From posts on social media, to the morning news shows, to well-intentioned friends and family, everyone seems to have a financial “hack” to share. It’s hard to tell good advice from the bad when it’s nicely wrapped in a pretty package! For example, a photo of a beautiful beach house with tips about getting ahead on your mortgage and reducing the 30-year loan by a few years. The reality is paying every two weeks instead of every month adds up to one or two additional payments a year – that’s all!

Here are a few examples I recently encountered:

“Never Use a Credit Card” – Your credit score is made of a few key components: revolving credit, installment credit, payment history, and account history. Revolving credit includes credit cards, HELOCs, and additional types of credit lines. This is one of the fastest ways to boost your credit score! Rather than avoiding the cards altogether, better advice is to establish a regular habit of paying off the statement balance monthly. It takes discipline to track your spending and pay it in full, but your credit score will reflect that hard work.

“Pay off all your debt before investing” – Lets start at the top – not all debt is bad! Especially in today’s high interest rate environment, those of us lucky enough to have low mortgage interest rates should not be paying off our homes early. Those extra payments you’d make would be better off in a High-Yield Savings Account earning 5% rather than paying down 3% interest on your mortgage. Additionally, the effects of compounding interest only work when you give the investment time to grow. I think of the common illustration of a 20-year-old who saves only $30k for 10 years versus the 40-year-old who saves $100k for 25 years and still ends up with less at retirement. Time is the one component you cannot replace in investing. Start early and balance paying down debt with saving for your future.

“Invest in funds with guaranteed returns and no downside risk” – I read an article recently that referred to this kind of investment as “Boomer Candy”. The fund is promising a 5% return with minimal/no downside, but you give up the potential growth of the whole market!

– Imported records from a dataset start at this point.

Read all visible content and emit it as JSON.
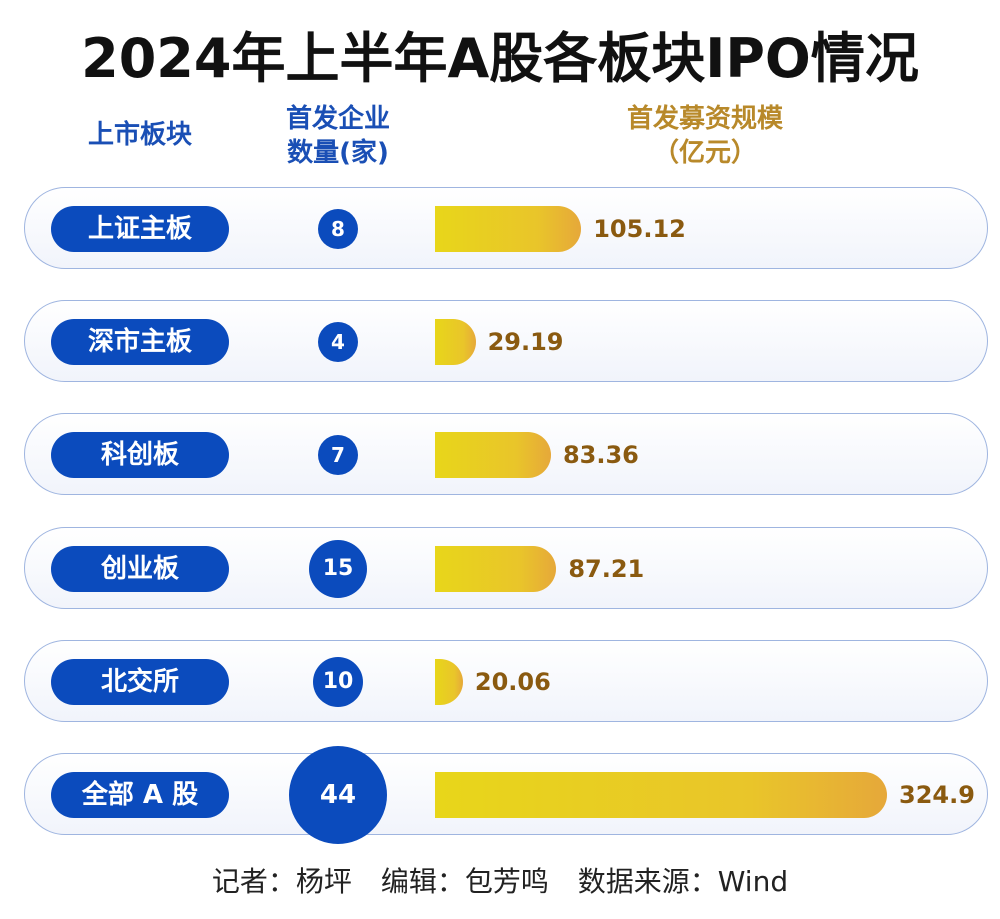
{
  "chart_data": {
    "type": "bar",
    "title": "2024年上半年A股各板块IPO情况",
    "column_headers": {
      "board": "上市板块",
      "count_line1": "首发企业",
      "count_line2": "数量(家)",
      "amount_line1": "首发募资规模",
      "amount_line2": "（亿元）"
    },
    "categories": [
      "上证主板",
      "深市主板",
      "科创板",
      "创业板",
      "北交所",
      "全部 A 股"
    ],
    "series": [
      {
        "values": [
          8,
          4,
          7,
          15,
          10,
          44
        ]
      },
      {
        "values": [
          105.12,
          29.19,
          83.36,
          87.21,
          20.06,
          324.9
        ]
      }
    ],
    "value_labels": [
      "105.12",
      "29.19",
      "83.36",
      "87.21",
      "20.06",
      "324.9"
    ]
  },
  "footer": {
    "reporter": "记者：杨坪",
    "editor": "编辑：包芳鸣",
    "source": "数据来源：Wind"
  },
  "colors": {
    "pill": "#0b4bbd",
    "bar_start": "#e8d61a",
    "bar_end": "#e6a83a",
    "value_text": "#8a5a10",
    "header_blue": "#1a4fb5",
    "header_gold": "#b8892a"
  }
}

If the market makes 20%, you only get 5%. The gimmick is that if the fund goes down 20%, you are protected. With CD rates at nearly 5%, why not just invest on your own, no need for a fancy product.

So how to tell bad advice from good? First, consult your financial advisor. We welcome these kinds of questions as it educates us and you! Second, use your intuition. Typically, “get rich quick schemes” are just that, schemes designed to prey on the hopes of the masses. Finally, remember that financial advice is very personal. There’s no one-size-fits-all path to financial independence. The advice given to your neighbor, friend, or work colleague may be right for them and completely wrong for you.